Desta citação emerge claramente o fio condutor que percorre todo o livro de Aurélio Nogueira, como diz Antonino Infranca: o retorno à centralidade da política. Outro tema que a esquerda abandonou há já algum tempo e que acabou por demonizar, talvez para facilitar que os neoliberais aceitem a sua própria descaracterização como esquerda. Quem quer que hoje se ponha à esquerda pode falar de centralidade da política sem ser acusado de "antiquado", "superado", "moderno". Nogueira não é certamente um pensador pós-moderno, quando relembra aquilo que é necessário para repor uma política mais tipicamente de esquerda: "Precisamos encontrar os meios de pôr em curso uma prática quotidiana que invada as instituições mas vá além delas e que se dedique a desmascarar criticamente o cinismo, as mentiras e as injustiças, a arrogância dos poderosos e a frieza dos tecnocratas; uma prática que combata a indiferença e o egoísmo; que reinvente a política como actividade e como cultura, trazendo consigo uma outra ideia de Estado, de desenvolvimento e de sociedade. Com isso, será possível fixar um novo horizonte de sentido e recuperar a capacidade social de 'projectar', isto é, de tornar pensável o futuro e delinear novas esperanças" (p. 290).
As passagens aqui reproduzidas denunciam claramente a matriz intelectual de Aurélio Nogueira: alguma reactualização de Gramsci e do marxismo europeísta italiano dos anos Sessenta.
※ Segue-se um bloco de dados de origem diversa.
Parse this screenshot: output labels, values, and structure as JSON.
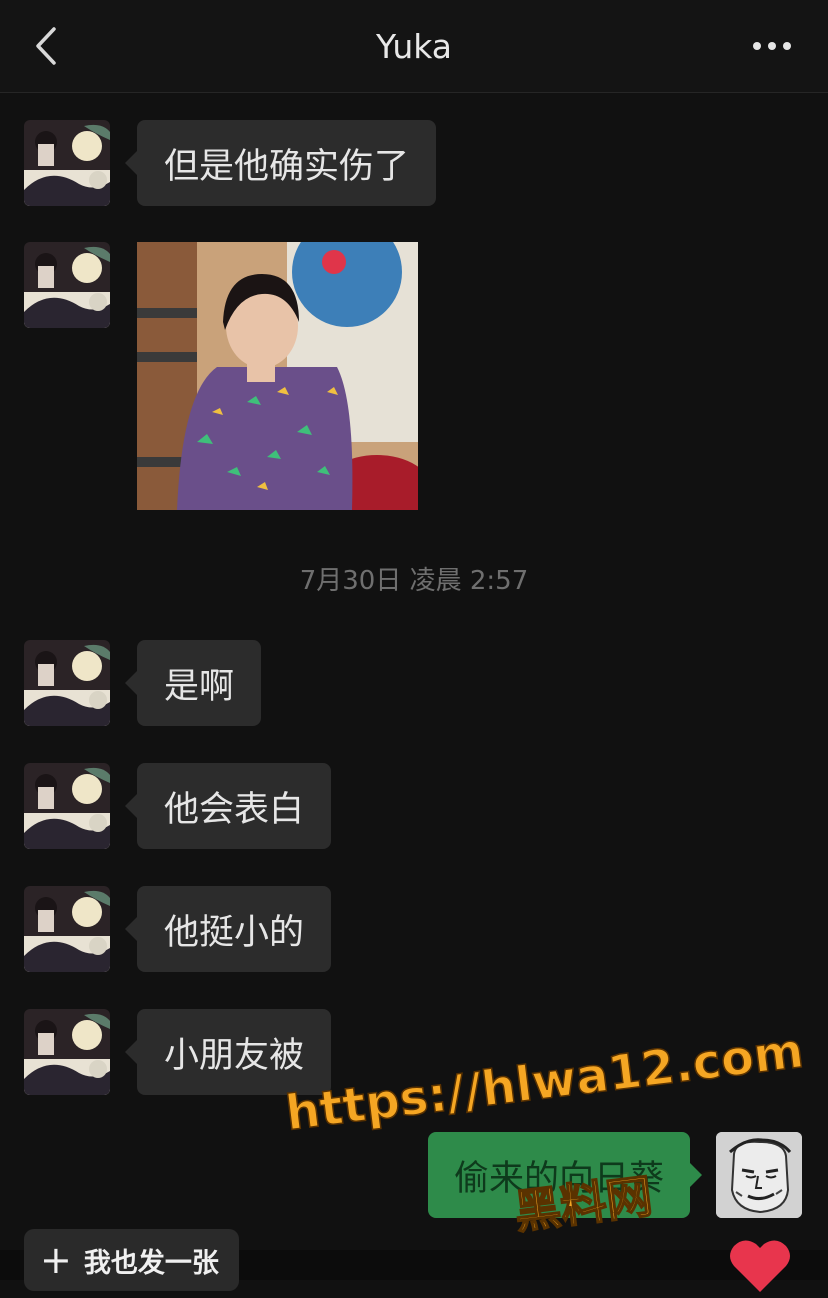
{
  "header": {
    "title": "Yuka",
    "back_icon": "chevron-left-icon",
    "more_icon": "ellipsis-icon"
  },
  "messages_before": [
    {
      "type": "text",
      "text": "但是他确实伤了"
    },
    {
      "type": "image"
    }
  ],
  "timestamp": "7月30日 凌晨 2:57",
  "messages_after": [
    {
      "text": "是啊"
    },
    {
      "text": "他会表白"
    },
    {
      "text": "他挺小的"
    },
    {
      "text": "小朋友被"
    }
  ],
  "own_message": {
    "text": "偷来的向日葵"
  },
  "watermark": {
    "url": "https://hlwa12.com",
    "label": "黑料网"
  },
  "bottom": {
    "share_label": "我也发一张",
    "share_icon": "plus-icon",
    "heart_icon": "heart-icon",
    "heart_color": "#e8354d"
  },
  "colors": {
    "background": "#111111",
    "bubble": "#2c2c2c",
    "own_bubble": "#2e8b4a",
    "watermark": "#f5a623"
  }
}
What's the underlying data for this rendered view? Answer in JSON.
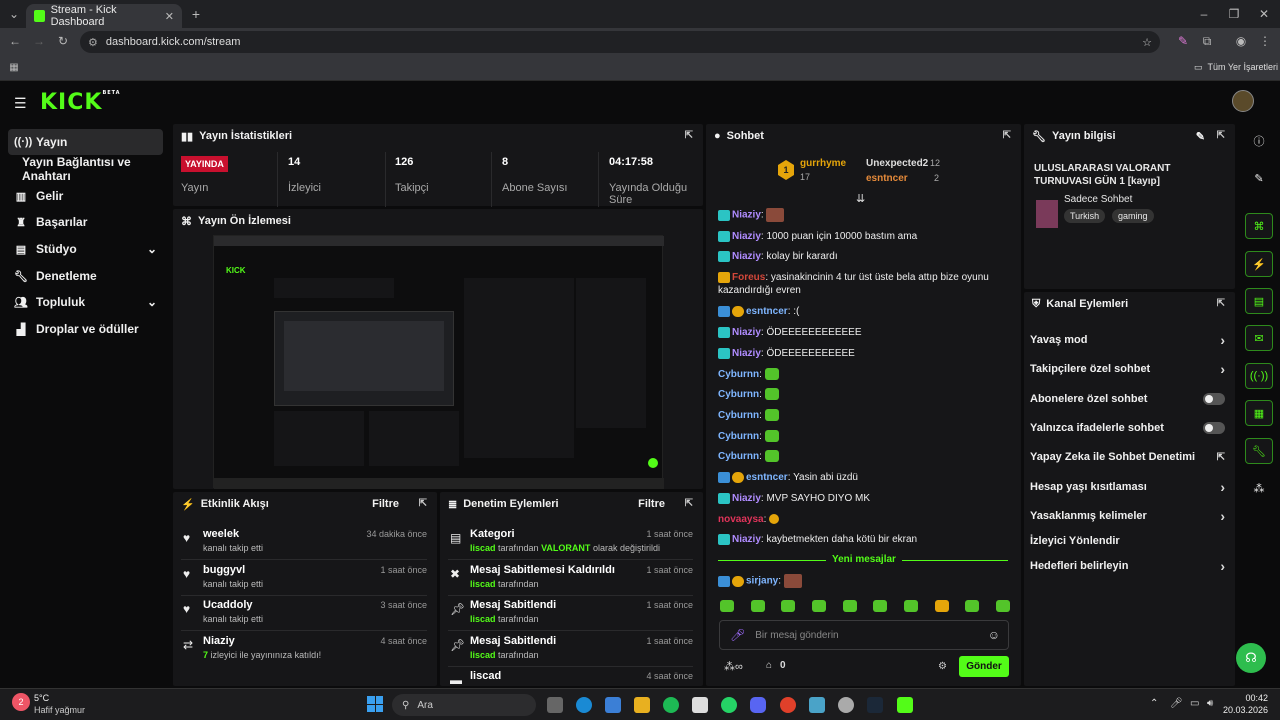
{
  "browser": {
    "tab_title": "Stream - Kick Dashboard",
    "url": "dashboard.kick.com/stream",
    "bookmarks_label": "Tüm Yer İşaretleri"
  },
  "app": {
    "logo": "KICK",
    "beta": "BETA"
  },
  "sidebar": {
    "items": [
      {
        "label": "Yayın",
        "icon": "broadcast-icon"
      },
      {
        "label": "Yayın Bağlantısı ve Anahtarı"
      },
      {
        "label": "Gelir",
        "icon": "bank-icon"
      },
      {
        "label": "Başarılar",
        "icon": "trophy-icon"
      },
      {
        "label": "Stüdyo",
        "icon": "studio-icon"
      },
      {
        "label": "Denetleme",
        "icon": "wrench-icon"
      },
      {
        "label": "Topluluk",
        "icon": "people-icon"
      },
      {
        "label": "Droplar ve ödüller",
        "icon": "gift-icon"
      }
    ]
  },
  "stats": {
    "title": "Yayın İstatistikleri",
    "live_badge": "YAYINDA",
    "live_label": "Yayın",
    "viewers": "14",
    "viewers_label": "İzleyici",
    "followers": "126",
    "followers_label": "Takipçi",
    "subs": "8",
    "subs_label": "Abone Sayısı",
    "uptime": "04:17:58",
    "uptime_label": "Yayında Olduğu Süre"
  },
  "preview": {
    "title": "Yayın Ön İzlemesi"
  },
  "activity": {
    "title": "Etkinlik Akışı",
    "filter": "Filtre",
    "rows": [
      {
        "name": "weelek",
        "sub": "kanalı takip etti",
        "time": "34 dakika önce"
      },
      {
        "name": "buggyvl",
        "sub": "kanalı takip etti",
        "time": "1 saat önce"
      },
      {
        "name": "Ucaddoly",
        "sub": "kanalı takip etti",
        "time": "3 saat önce"
      },
      {
        "name": "Niaziy",
        "sub_a": "7",
        "sub_b": "izleyici ile yayınınıza katıldı!",
        "time": "4 saat önce"
      }
    ]
  },
  "modlog": {
    "title": "Denetim Eylemleri",
    "filter": "Filtre",
    "rows": [
      {
        "title": "Kategori",
        "user": "liscad",
        "mid": "tarafından",
        "target": "VALORANT",
        "end": "olarak değiştirildi",
        "time": "1 saat önce"
      },
      {
        "title": "Mesaj Sabitlemesi Kaldırıldı",
        "user": "liscad",
        "mid": "tarafından",
        "time": "1 saat önce"
      },
      {
        "title": "Mesaj Sabitlendi",
        "user": "liscad",
        "mid": "tarafından",
        "time": "1 saat önce"
      },
      {
        "title": "Mesaj Sabitlendi",
        "user": "liscad",
        "mid": "tarafından",
        "time": "1 saat önce"
      },
      {
        "title": "liscad",
        "time": "4 saat önce"
      }
    ]
  },
  "chat": {
    "title": "Sohbet",
    "top": [
      {
        "name": "gurrhyme",
        "count": "17"
      },
      {
        "name": "Unexpected2",
        "count": "12"
      },
      {
        "name": "esntncer",
        "count": "2"
      }
    ],
    "top_rank": "1",
    "messages": [
      {
        "user": "Niaziy",
        "text": ""
      },
      {
        "user": "Niaziy",
        "text": "1000 puan için 10000 bastım ama"
      },
      {
        "user": "Niaziy",
        "text": "kolay bir karardı"
      },
      {
        "user": "Foreus",
        "text": "yasinakincinin 4 tur üst üste bela attıp bize oyunu kazandırdığı evren"
      },
      {
        "user": "esntncer",
        "text": ":("
      },
      {
        "user": "Niaziy",
        "text": "ÖDEEEEEEEEEEEE"
      },
      {
        "user": "Niaziy",
        "text": "ÖDEEEEEEEEEEE"
      },
      {
        "user": "Cyburnn",
        "text": ""
      },
      {
        "user": "Cyburnn",
        "text": ""
      },
      {
        "user": "Cyburnn",
        "text": ""
      },
      {
        "user": "Cyburnn",
        "text": ""
      },
      {
        "user": "Cyburnn",
        "text": ""
      },
      {
        "user": "esntncer",
        "text": "Yasin abi üzdü"
      },
      {
        "user": "Niaziy",
        "text": "MVP SAYHO DIYO MK"
      },
      {
        "user": "novaaysa",
        "text": ""
      },
      {
        "user": "Niaziy",
        "text": "kaybetmekten daha kötü bir ekran"
      }
    ],
    "new_messages": "Yeni mesajlar",
    "last_user": "sirjany",
    "input_placeholder": "Bir mesaj gönderin",
    "points": "0",
    "send": "Gönder"
  },
  "info": {
    "title": "Yayın bilgisi",
    "stream_title": "ULUSLARARASI VALORANT TURNUVASI GÜN 1 [kayıp]",
    "chat_mode": "Sadece Sohbet",
    "tags": [
      "Turkish",
      "gaming"
    ]
  },
  "actions": {
    "title": "Kanal Eylemleri",
    "items": [
      {
        "label": "Yavaş mod",
        "type": "arrow"
      },
      {
        "label": "Takipçilere özel sohbet",
        "type": "arrow"
      },
      {
        "label": "Abonelere özel sohbet",
        "type": "toggle"
      },
      {
        "label": "Yalnızca ifadelerle sohbet",
        "type": "toggle"
      },
      {
        "label": "Yapay Zeka ile Sohbet Denetimi",
        "type": "ext"
      },
      {
        "label": "Hesap yaşı kısıtlaması",
        "type": "arrow"
      },
      {
        "label": "Yasaklanmış kelimeler",
        "type": "arrow"
      },
      {
        "label": "İzleyici Yönlendir",
        "type": "none"
      },
      {
        "label": "Hedefleri belirleyin",
        "type": "arrow"
      }
    ]
  },
  "taskbar": {
    "weather_temp": "5°C",
    "weather_desc": "Hafif yağmur",
    "search": "Ara",
    "time": "00:42",
    "date": "20.03.2026",
    "notif_count": "2"
  },
  "colors": {
    "accent": "#53fc18",
    "niaziy": "#b08cff",
    "foreus": "#d4473a",
    "novaaysa": "#e0345a",
    "esntncer": "#7fb6ff"
  }
}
Nogueira traduziu Gramsci e Bobbio para o português (Brasil) e conhece bem a filosofia política italiana dos últimos trinta anos, graças à intensa convivência sobretudo com o Brasil. De notar que o interesse dos intelectuais latino-americanos pela filosofia política italiana mostra a vitalidade daquilo que, desajustadamente, na Itália é considerado ultrapassado. Aliás, isso patenteia paradoxalmente, por mais globalização que haja, que não apenas as condições sociais entre os dois continentes são profundamente diversas mas também que na América Latina ainda é possível uma política tipicamente de esquerda, mesmo que isso possa parecer paradoxal na Europa, onde a esquerda (embora não tendo consciência disso) tem cedido à direita não só o controlo da política, mas também outro aspecto, e mais determinante a produção das ideias.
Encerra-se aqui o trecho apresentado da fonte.